The essential-element of the Maurer patent in claim 4 was a use of the old ideas embodied in both the long stem thermometers with a glass or metal protecting case and in such patents as those for taking the temperature of steam within a boiler or the heat in the oven of a stove. With these forms of construction he made his metal case so as to protect the reading or recording of the temperature against changeable and variable immersions, and laid his claim for a patent upon using a different substance for insulation. These ideas were all old, and Maurer’s only discovery seems to have been that “insulation,” as he called it, should be confined, in his opinion, to a substance like asbestos or glass packed in a tube. This opinion seems to have been unwarranted. It must be held, therefore, that claim 4 of the Maurer patent is invalid, unless it be confined to the glass tube in an asbestos packing'construction.
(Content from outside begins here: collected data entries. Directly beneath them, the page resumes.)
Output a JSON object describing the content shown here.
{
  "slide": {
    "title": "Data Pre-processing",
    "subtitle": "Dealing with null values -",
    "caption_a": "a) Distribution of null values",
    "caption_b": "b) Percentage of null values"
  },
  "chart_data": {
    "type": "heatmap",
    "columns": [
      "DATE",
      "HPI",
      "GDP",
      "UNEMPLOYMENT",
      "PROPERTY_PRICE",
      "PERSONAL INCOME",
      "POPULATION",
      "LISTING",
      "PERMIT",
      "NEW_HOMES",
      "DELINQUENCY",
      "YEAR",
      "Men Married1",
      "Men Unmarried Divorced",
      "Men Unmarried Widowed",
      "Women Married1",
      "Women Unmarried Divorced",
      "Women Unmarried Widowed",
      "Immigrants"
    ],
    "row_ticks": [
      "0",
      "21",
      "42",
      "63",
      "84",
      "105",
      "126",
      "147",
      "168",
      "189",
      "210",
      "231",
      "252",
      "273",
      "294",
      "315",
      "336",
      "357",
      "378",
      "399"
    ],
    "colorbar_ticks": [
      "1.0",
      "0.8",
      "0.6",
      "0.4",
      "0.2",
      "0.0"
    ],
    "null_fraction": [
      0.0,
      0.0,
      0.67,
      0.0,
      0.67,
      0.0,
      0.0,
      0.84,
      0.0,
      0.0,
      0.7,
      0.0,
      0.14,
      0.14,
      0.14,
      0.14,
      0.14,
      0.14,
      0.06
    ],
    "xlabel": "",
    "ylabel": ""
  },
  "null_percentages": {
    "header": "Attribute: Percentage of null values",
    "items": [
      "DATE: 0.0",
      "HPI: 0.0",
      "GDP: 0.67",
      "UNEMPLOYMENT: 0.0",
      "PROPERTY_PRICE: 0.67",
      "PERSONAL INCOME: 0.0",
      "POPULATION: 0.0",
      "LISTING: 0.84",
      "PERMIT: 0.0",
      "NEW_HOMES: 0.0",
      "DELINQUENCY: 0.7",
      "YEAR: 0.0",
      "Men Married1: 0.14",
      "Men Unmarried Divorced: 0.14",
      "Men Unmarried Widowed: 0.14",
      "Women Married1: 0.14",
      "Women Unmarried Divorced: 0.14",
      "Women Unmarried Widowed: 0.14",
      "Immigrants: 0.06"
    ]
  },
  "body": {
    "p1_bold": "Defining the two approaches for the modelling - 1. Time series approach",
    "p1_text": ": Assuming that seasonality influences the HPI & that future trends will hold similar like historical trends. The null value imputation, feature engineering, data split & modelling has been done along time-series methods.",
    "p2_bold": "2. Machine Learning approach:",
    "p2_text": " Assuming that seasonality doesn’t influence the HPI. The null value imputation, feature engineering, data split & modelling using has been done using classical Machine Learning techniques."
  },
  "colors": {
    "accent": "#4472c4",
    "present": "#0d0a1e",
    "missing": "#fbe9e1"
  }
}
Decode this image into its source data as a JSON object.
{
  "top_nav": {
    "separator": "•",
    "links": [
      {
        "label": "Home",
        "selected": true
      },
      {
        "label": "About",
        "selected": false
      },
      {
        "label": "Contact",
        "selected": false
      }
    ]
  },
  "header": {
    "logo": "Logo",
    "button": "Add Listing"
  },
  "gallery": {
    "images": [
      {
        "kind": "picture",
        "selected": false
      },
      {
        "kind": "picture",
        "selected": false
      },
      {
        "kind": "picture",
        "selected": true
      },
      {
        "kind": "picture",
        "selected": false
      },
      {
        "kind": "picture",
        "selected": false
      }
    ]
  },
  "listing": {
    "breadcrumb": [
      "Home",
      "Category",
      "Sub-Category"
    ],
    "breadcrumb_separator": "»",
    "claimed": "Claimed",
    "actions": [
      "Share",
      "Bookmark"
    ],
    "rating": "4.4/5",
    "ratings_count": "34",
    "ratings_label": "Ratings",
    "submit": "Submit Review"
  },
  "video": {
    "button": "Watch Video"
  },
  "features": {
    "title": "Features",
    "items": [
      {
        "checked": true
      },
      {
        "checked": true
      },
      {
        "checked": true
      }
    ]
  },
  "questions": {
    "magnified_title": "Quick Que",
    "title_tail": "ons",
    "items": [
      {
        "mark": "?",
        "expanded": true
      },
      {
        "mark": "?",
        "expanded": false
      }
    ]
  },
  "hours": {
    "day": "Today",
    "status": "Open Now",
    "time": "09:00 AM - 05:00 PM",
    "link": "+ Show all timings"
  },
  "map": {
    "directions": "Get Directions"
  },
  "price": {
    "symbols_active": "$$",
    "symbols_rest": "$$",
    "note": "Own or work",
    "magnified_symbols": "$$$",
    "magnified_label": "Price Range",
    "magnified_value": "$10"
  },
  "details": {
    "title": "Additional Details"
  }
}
Its language does not warrant this limitation, nor is this claimed by the complainant, and hence can be disregarded so far as this action is concerned.

Under this view of the case,'the question of whether the individual defendant was responsible for the infringement is immaterial. But in so far as he has been shown by the testimony to have actually directed the various forms of manufacture, there seems to have been reason for including him in the action, and the complaint will be dismissed as to both upon the merits, with costs.